# Linear Regression – Functional Test Notebook

This notebook is used to **numerically test** the Rust-based `MyRustLinearRegression`
model exposed through the `rust_core` Python module.

The goal here is *correctness*, not speed:
- Verify that training runs without errors
- Check that predictions have the expected shape
- Compare predictions against scikit-learn's `LinearRegression` on simple synthetic data


## Imports


In [None]:
import importlib
import numpy as np

import rust_core
from sklearn.linear_model import LinearRegression

# Reload in case the Rust module was rebuilt
importlib.reload(rust_core)

print("rust_core loaded:", rust_core)


## Simple numerical test data

In [None]:
# Simple 2D linear regression toy example

X_train = np.array([
    [1.0, 2.0],
    [3.0, 4.0],
    [5.0, 6.0],
    [7.0, 8.0],
], dtype=np.float64)

y_train = np.array([10.0, 20.0, 30.0, 40.0], dtype=np.float64)

X_test = np.array([
    [2.0, 3.0],
    [6.0, 7.0],
], dtype=np.float64)

print("X_train shape:", X_train.shape)
print("y_train shape:", y_train.shape)
print("X_test shape:", X_test.shape)


### Optional: feature scaling

In [None]:
# Column-wise L2 normalization (same as you used before)
norms = np.linalg.norm(X_train, axis=0)
norms[norms == 0.0] = 1.0

X_train_scaled = X_train / norms
X_test_scaled = X_test / norms

print("X_train_scaled:\n", X_train_scaled)
print("X_test_scaled:\n", X_test_scaled)


## Test: Rust `MyRustLinearRegression` with small number of iterations

In [None]:
# Short training run – just to check that it runs and returns predictions
lr_rust = rust_core.MyRustLinearRegression(
    learning_rate=0.05,
    iterations=10,
    mode=rust_core.Mode.Regression,
)

lr_rust.fit(X_train_scaled, y_train)
print("Rust model (10 iters) fitted successfully.")

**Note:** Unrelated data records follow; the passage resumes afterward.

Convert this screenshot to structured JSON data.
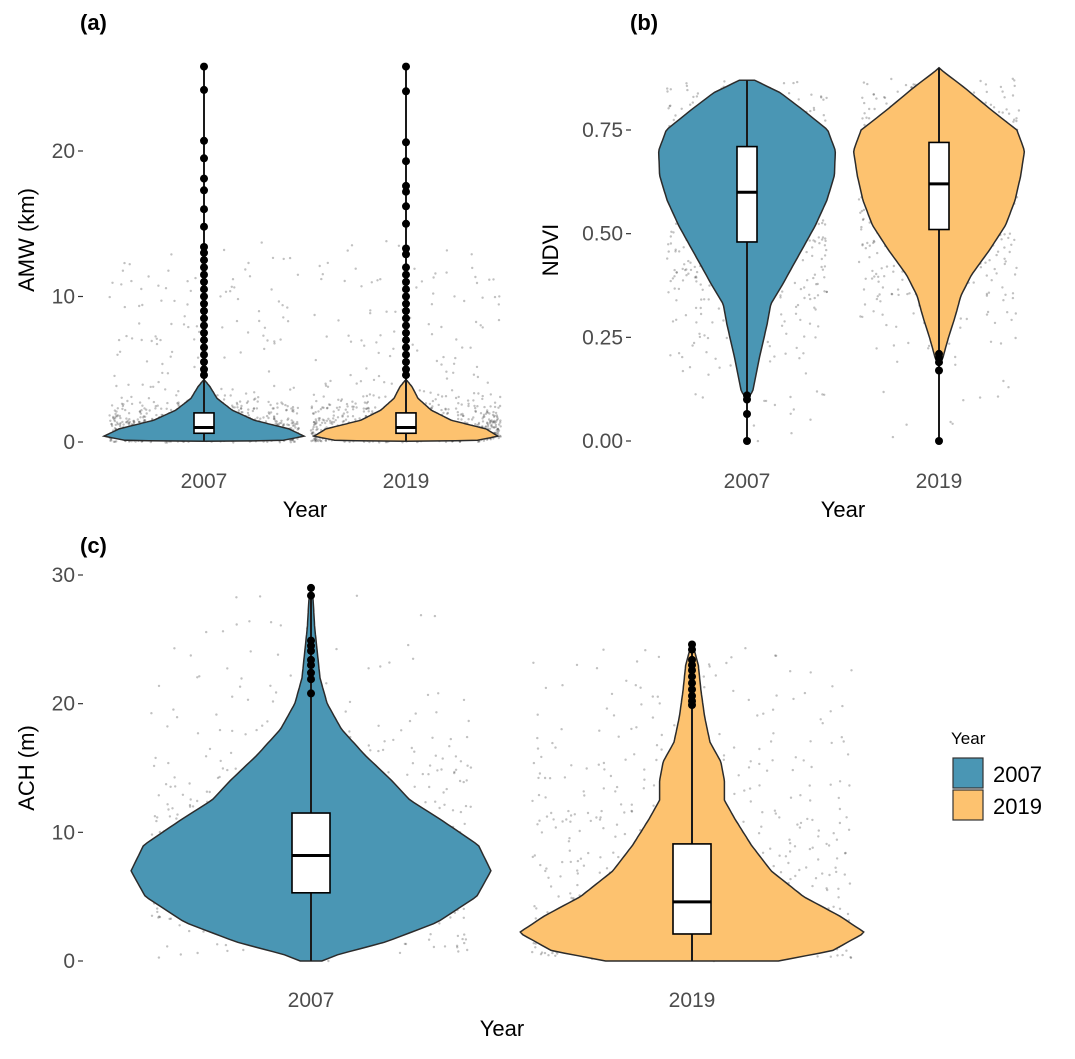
{
  "chart_data": [
    {
      "panel": "(a)",
      "type": "violin",
      "xlabel": "Year",
      "ylabel": "AMW (km)",
      "categories": [
        "2007",
        "2019"
      ],
      "yticks": [
        "0",
        "10",
        "20"
      ],
      "ylim": [
        0,
        26
      ],
      "series": [
        {
          "name": "2007",
          "min": 0.1,
          "q1": 0.6,
          "median": 1.0,
          "q3": 2.0,
          "whisker_high": 4.2,
          "max": 25.8,
          "outliers": [
            25.8,
            24.2,
            20.7,
            19.5,
            18.1,
            17.3,
            16.0,
            14.8,
            13.4,
            13.0,
            12.5,
            12.0,
            11.5,
            11.0,
            10.5,
            10.0,
            9.5,
            9.0,
            8.5,
            8.0,
            7.5,
            7.0,
            6.5,
            6.0,
            5.5,
            5.0,
            4.6
          ],
          "density_peak": 0.6
        },
        {
          "name": "2019",
          "min": 0.1,
          "q1": 0.6,
          "median": 1.0,
          "q3": 2.0,
          "whisker_high": 4.2,
          "max": 25.8,
          "outliers": [
            25.8,
            24.1,
            20.6,
            19.3,
            17.6,
            17.2,
            16.2,
            15.0,
            13.3,
            12.9,
            12.0,
            11.5,
            11.0,
            10.5,
            10.0,
            9.5,
            9.0,
            8.5,
            8.0,
            7.5,
            7.0,
            6.5,
            6.0,
            5.5,
            5.0,
            4.6
          ],
          "density_peak": 0.6
        }
      ]
    },
    {
      "panel": "(b)",
      "type": "violin",
      "xlabel": "Year",
      "ylabel": "NDVI",
      "categories": [
        "2007",
        "2019"
      ],
      "yticks": [
        "0.00",
        "0.25",
        "0.50",
        "0.75"
      ],
      "ylim": [
        0,
        0.9
      ],
      "series": [
        {
          "name": "2007",
          "min": 0.13,
          "q1": 0.48,
          "median": 0.6,
          "q3": 0.71,
          "max": 0.87,
          "outliers": [
            0.11,
            0.1,
            0.065,
            0.0
          ],
          "density_peak": 0.68
        },
        {
          "name": "2019",
          "min": 0.2,
          "q1": 0.51,
          "median": 0.62,
          "q3": 0.72,
          "max": 0.9,
          "outliers": [
            0.21,
            0.2,
            0.19,
            0.17,
            0.0
          ],
          "density_peak": 0.7
        }
      ]
    },
    {
      "panel": "(c)",
      "type": "violin",
      "xlabel": "Year",
      "ylabel": "ACH (m)",
      "categories": [
        "2007",
        "2019"
      ],
      "yticks": [
        "0",
        "10",
        "20",
        "30"
      ],
      "ylim": [
        0,
        30
      ],
      "series": [
        {
          "name": "2007",
          "min": 0.0,
          "q1": 5.3,
          "median": 8.2,
          "q3": 11.5,
          "whisker_high": 20.5,
          "max": 29.0,
          "outliers": [
            29.0,
            28.4,
            24.9,
            24.5,
            24.1,
            23.4,
            23.0,
            22.4,
            21.9,
            20.8
          ],
          "density_peak": 7.0
        },
        {
          "name": "2019",
          "min": 0.0,
          "q1": 2.1,
          "median": 4.6,
          "q3": 9.1,
          "whisker_high": 19.8,
          "max": 24.6,
          "outliers": [
            24.6,
            24.2,
            23.4,
            23.0,
            22.6,
            22.1,
            21.6,
            21.1,
            20.6,
            20.2,
            19.9
          ],
          "density_peak": 2.2
        }
      ]
    }
  ],
  "legend": {
    "title": "Year",
    "items": [
      {
        "label": "2007",
        "color": "#4a96b4"
      },
      {
        "label": "2019",
        "color": "#fdc26f"
      }
    ]
  },
  "colors": {
    "fill_2007": "#4a96b4",
    "fill_2019": "#fdc26f",
    "outline": "#2b2b2b",
    "jitter": "#8c8c8c"
  }
}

pred_rust_10 = lr_rust.predict(X_test_scaled)
print("Predictions (10 iters):", pred_rust_10)
print("Shape:", pred_rust_10.shape)


## Test: Rust model with more iterations

In [None]:
# More iterations – should converge closer to the optimal solution
lr_rust_long = rust_core.MyRustLinearRegression(
    learning_rate=0.05,
    iterations=100_000,
    mode=rust_core.Mode.Regression,
)

lr_rust_long.fit(X_train_scaled, y_train)
print("Rust model (100k iters) fitted successfully.")

pred_rust_100k = lr_rust_long.predict(X_test_scaled)
print("Predictions (100k iters):", pred_rust_100k)
print("Shape:", pred_rust_100k.shape)


## Reference: scikit-learn `LinearRegression` on the same data

In [None]:
lr_sklearn = LinearRegression()
lr_sklearn.fit(X_train_scaled, y_train)

pred_sklearn = lr_sklearn.predict(X_test_scaled)
print("sklearn predictions:", pred_sklearn)
print("Shape:", pred_sklearn.shape)


## Compare Rust vs scikit-learn numerically

In [None]:
def print_diff(name, a, b):
    diff = a - b
    print(f"{name} diff:")
    print("  values:", diff)
    print("  L2 norm:", np.linalg.norm(diff))
    print("  max abs:", np.max(np.abs(diff)))
    print()

print("Rust (10 iters) vs sklearn:")
print_diff("10 iters", pred_rust_10, pred_sklearn)

print("Rust (100k iters) vs sklearn:")
print_diff("100k iters", pred_rust_100k, pred_sklearn)


## Notes

- If `100k` iterations is overkill or too slow, reduce it to something like `10_000`.
- You can turn this into an automated test by asserting that the difference between
  Rust and scikit-learn is below some tolerance, for example:

```python
assert np.allclose(pred_rust_100k, pred_sklearn, atol=1e-2)
```

- This notebook is meant for **functional testing**, while a separate notebook
  can be used for **performance benchmarking**.